200メートルほどはなれたところに人々がごちゃごちゃと集まっているのが見える。
誰かが迎えに来ているとしたらそのへんの気がしたので、そこまで旅行バックをごろごろとひきずって歩いた。
メトロの駅があったから、その出口から近いファーストフードの店のまえにたたずんでみた。
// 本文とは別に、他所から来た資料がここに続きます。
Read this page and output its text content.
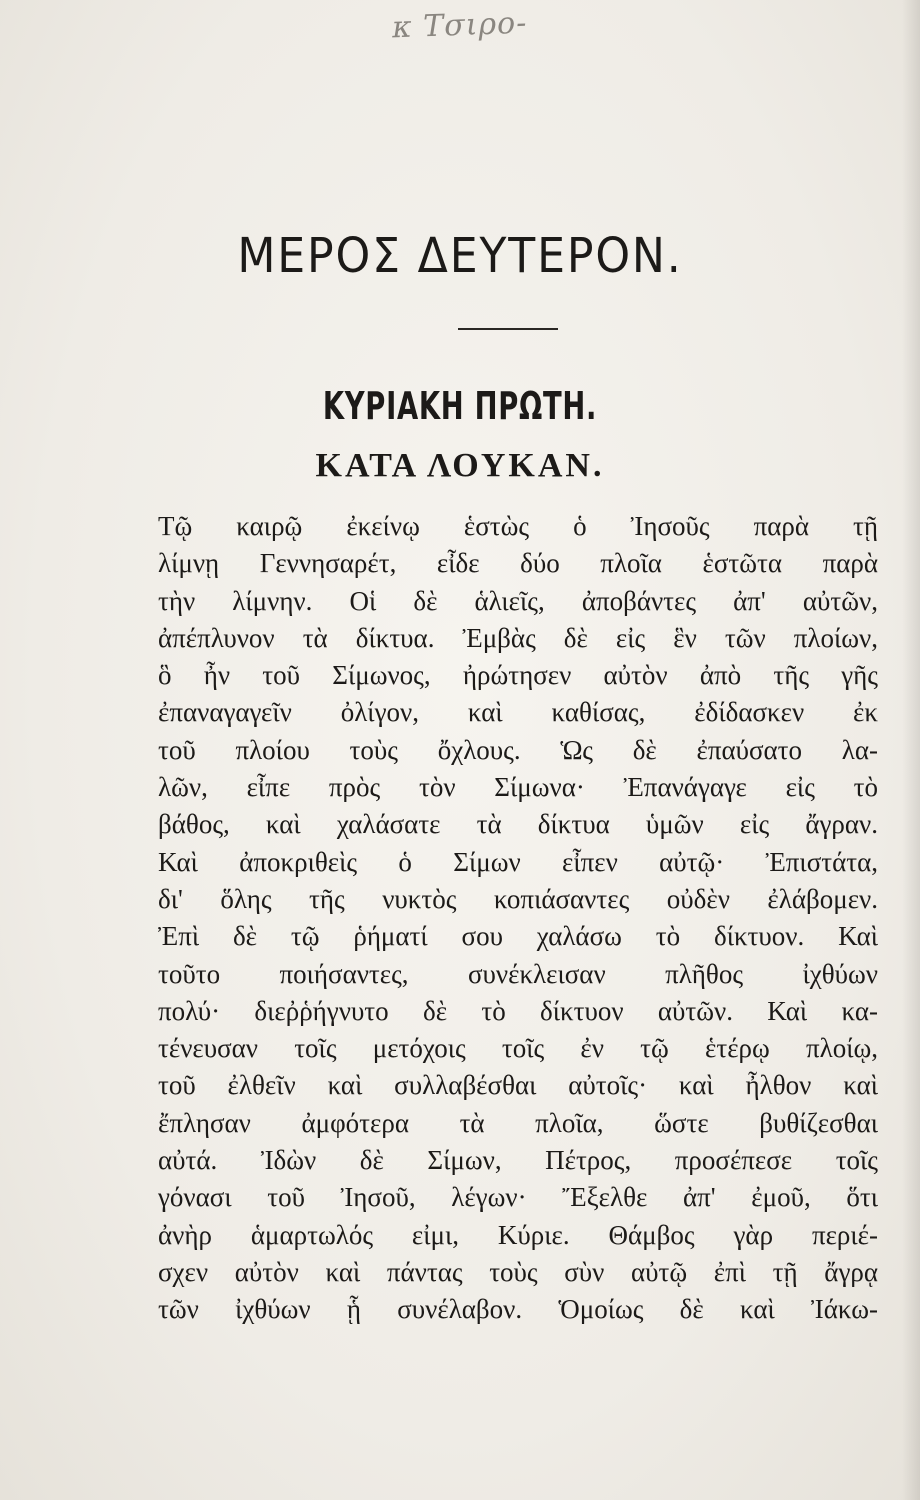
κ Τσιρο-
ΜΕΡΟΣ ΔΕΥΤΕΡΟΝ.
ΚΥΡΙΑΚΗ ΠΡΩΤΗ.
ΚΑΤΑ ΛΟΥΚΑΝ.
Τῷ καιρῷ ἐκείνῳ ἑστὼς ὁ Ἰησοῦς παρὰ τῇ
λίμνῃ Γεννησαρέτ, εἶδε δύο πλοῖα ἑστῶτα παρὰ
τὴν λίμνην. Οἱ δὲ ἁλιεῖς, ἀποβάντες ἀπ' αὐτῶν,
ἀπέπλυνον τὰ δίκτυα. Ἐμβὰς δὲ εἰς ἓν τῶν πλοίων,
ὃ ἦν τοῦ Σίμωνος, ἠρώτησεν αὐτὸν ἀπὸ τῆς γῆς
ἐπαναγαγεῖν ὀλίγον, καὶ καθίσας, ἐδίδασκεν ἐκ
τοῦ πλοίου τοὺς ὄχλους. Ὡς δὲ ἐπαύσατο λα-
λῶν, εἶπε πρὸς τὸν Σίμωνα· Ἐπανάγαγε εἰς τὸ
βάθος, καὶ χαλάσατε τὰ δίκτυα ὑμῶν εἰς ἄγραν.
Καὶ ἀποκριθεὶς ὁ Σίμων εἶπεν αὐτῷ· Ἐπιστάτα,
δι' ὅλης τῆς νυκτὸς κοπιάσαντες οὐδὲν ἐλάβομεν.
Ἐπὶ δὲ τῷ ῥήματί σου χαλάσω τὸ δίκτυον. Καὶ
τοῦτο ποιήσαντες, συνέκλεισαν πλῆθος ἰχθύων
πολύ· διεῤῥήγνυτο δὲ τὸ δίκτυον αὐτῶν. Καὶ κα-
τένευσαν τοῖς μετόχοις τοῖς ἐν τῷ ἑτέρῳ πλοίῳ,
τοῦ ἐλθεῖν καὶ συλλαβέσθαι αὐτοῖς· καὶ ἦλθον καὶ
ἔπλησαν ἀμφότερα τὰ πλοῖα, ὥστε βυθίζεσθαι
αὐτά. Ἰδὼν δὲ Σίμων, Πέτρος, προσέπεσε τοῖς
γόνασι τοῦ Ἰησοῦ, λέγων· Ἔξελθε ἀπ' ἐμοῦ, ὅτι
ἀνὴρ ἁμαρτωλός εἰμι, Κύριε. Θάμβος γὰρ περιέ-
σχεν αὐτὸν καὶ πάντας τοὺς σὺν αὐτῷ ἐπὶ τῇ ἄγρᾳ
τῶν ἰχθύων ᾗ συνέλαβον. Ὁμοίως δὲ καὶ Ἰάκω-
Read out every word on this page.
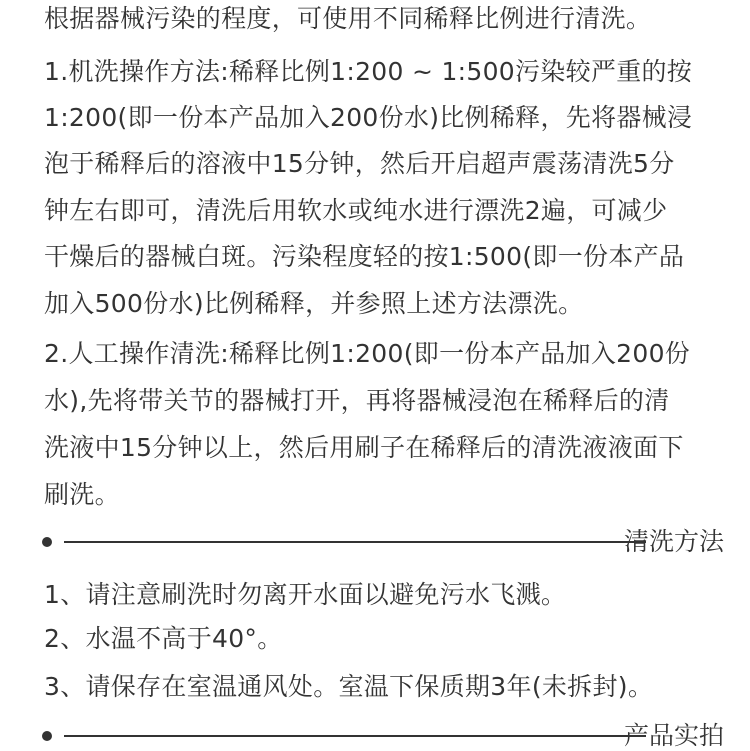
根据器械污染的程度，可使用不同稀释比例进行清洗。
1.机洗操作方法:稀释比例1:200 ~ 1:500污染较严重的按
1:200(即一份本产品加入200份水)比例稀释，先将器械浸
泡于稀释后的溶液中15分钟，然后开启超声震荡清洗5分
钟左右即可，清洗后用软水或纯水进行漂洗2遍，可减少
干燥后的器械白斑。污染程度轻的按1:500(即一份本产品
加入500份水)比例稀释，并参照上述方法漂洗。
2.人工操作清洗:稀释比例1:200(即一份本产品加入200份
水),先将带关节的器械打开，再将器械浸泡在稀释后的清
洗液中15分钟以上，然后用刷子在稀释后的清洗液液面下
刷洗。
清洗方法
1、请注意刷洗时勿离开水面以避免污水飞溅。
2、水温不高于40°。
3、请保存在室温通风处。室温下保质期3年(未拆封)。
产品实拍
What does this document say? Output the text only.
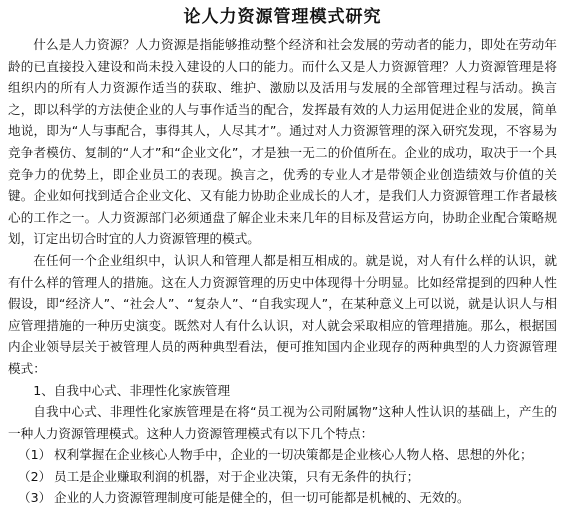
论人力资源管理模式研究

什么是人力资源？人力资源是指能够推动整个经济和社会发展的劳动者的能力，即处在劳动年龄的已直接投入建设和尚未投入建设的人口的能力。而什么又是人力资源管理？人力资源管理是将组织内的所有人力资源作适当的获取、维护、激励以及活用与发展的全部管理过程与活动。换言之，即以科学的方法使企业的人与事作适当的配合，发挥最有效的人力运用促进企业的发展，简单地说，即为“人与事配合，事得其人，人尽其才”。通过对人力资源管理的深入研究发现，不容易为竞争者模仿、复制的“人才”和“企业文化”，才是独一无二的价值所在。企业的成功，取决于一个具竞争力的优势上，即企业员工的表现。换言之，优秀的专业人才是带领企业创造绩效与价值的关键。企业如何找到适合企业文化、又有能力协助企业成长的人才，是我们人力资源管理工作者最核心的工作之一。人力资源部门必须通盘了解企业未来几年的目标及营运方向，协助企业配合策略规划，订定出切合时宜的人力资源管理的模式。

在任何一个企业组织中，认识人和管理人都是相互相成的。就是说，对人有什么样的认识，就有什么样的管理人的措施。这在人力资源管理的历史中体现得十分明显。比如经常提到的四种人性假设，即“经济人”、“社会人”、“复杂人”、“自我实现人”，在某种意义上可以说，就是认识人与相应管理措施的一种历史演变。既然对人有什么认识，对人就会采取相应的管理措施。那么，根据国内企业领导层关于被管理人员的两种典型看法，便可推知国内企业现存的两种典型的人力资源管理模式：

1、自我中心式、非理性化家族管理

自我中心式、非理性化家族管理是在将“员工视为公司附属物”这种人性认识的基础上，产生的一种人力资源管理模式。这种人力资源管理模式有以下几个特点：

（1） 权利掌握在企业核心人物手中，企业的一切决策都是企业核心人物人格、思想的外化；
（2） 员工是企业赚取利润的机器，对于企业决策，只有无条件的执行；
（3） 企业的人力资源管理制度可能是健全的，但一切可能都是机械的、无效的。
悲しいことに、こちらは迎えの顔を知らないのだから、できるだけ目立つ場所に立って、相手が見つけてくれるのをじっと待つしかないのである。
誰もやって来ない。
いろんな人が目の前を通り過ぎるのに、誰ひとりとしてわたしに声をかける者がいない。
つめたい風がひゅうと吹き抜ける。
さて、どうしよう。
借りたケータイで、教わった手順どおりにイミナさんに電話してみたけど、なぜかつながらない。
どうしよう。
番号はわかっているのだから、そのへんの店に入って、店の人間にかけてもらう手があるなと、いろんなことを考える。
こういう点ではロシア人は親切だから。
30分ほどしたころ、向こうのほうからこちらへ駆けてくる女性がいるのに気がついた。
あれがそうかもしれない。
いや、彼女はわたしの近くの別人めがけて駆けてくるのかもしれない。
そうだったらうれしそうな顔をするのもみっともないしと思う。
その女性はわたしに微笑みかけているように思える。
しかし人違いだったら微笑みかえすのもおかしいしなあと、どっちにでもとれる曖昧な微笑みを浮かべる。
とうとう彼女はわたしの目の前までやってきた。
息せき切った感じで、××サーンとわたしの名をいうではないか。
これがわたしを迎えにきたライサさんという女性だった。
わたしがやっと窮地を脱した瞬間である。